RNAi treatment also reduced cellular proliferation, although there was no significant change in the rate of apoptosis, and prevented the loss of hormone receptor expression, the researchers noted. Treated animals showed no signs of local tissue damage, toxicity, or systemic side effects.

In their paper, the research group indicated that a number of questions need to be answered before this approach can be used clinically, including whether there are any untoward side effects associated with long-term treatment and if the delivery approach will be effective in humans whose breasts contain multiple ductal systems with separate openings on the nipples.

Pending positive results from these and other such studies, the strategy developed by the Harvard-led group has the potential to be used prophylactically in individuals at high risk for breast cancer even before the detection of DCIS or breast lesions.
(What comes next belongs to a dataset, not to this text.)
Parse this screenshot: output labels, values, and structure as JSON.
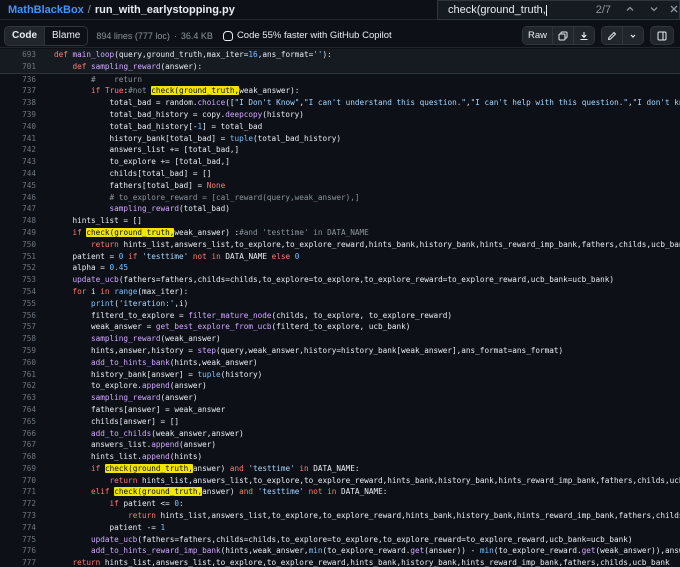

"Alternatively, it could be administered with chemotherapy to women who have had tumors removed and who would normally receive chemotherapy or radiation therapy to prevent progression of remaining small undetected lesions," they concluded. "The feasibility, the absence of side effects over several months, and the overall prevention of tumor progression observed in [the published] study support the further investigation of intraductal delivery of patient-specific siRNA therapy for breast cancer prevention and treatment."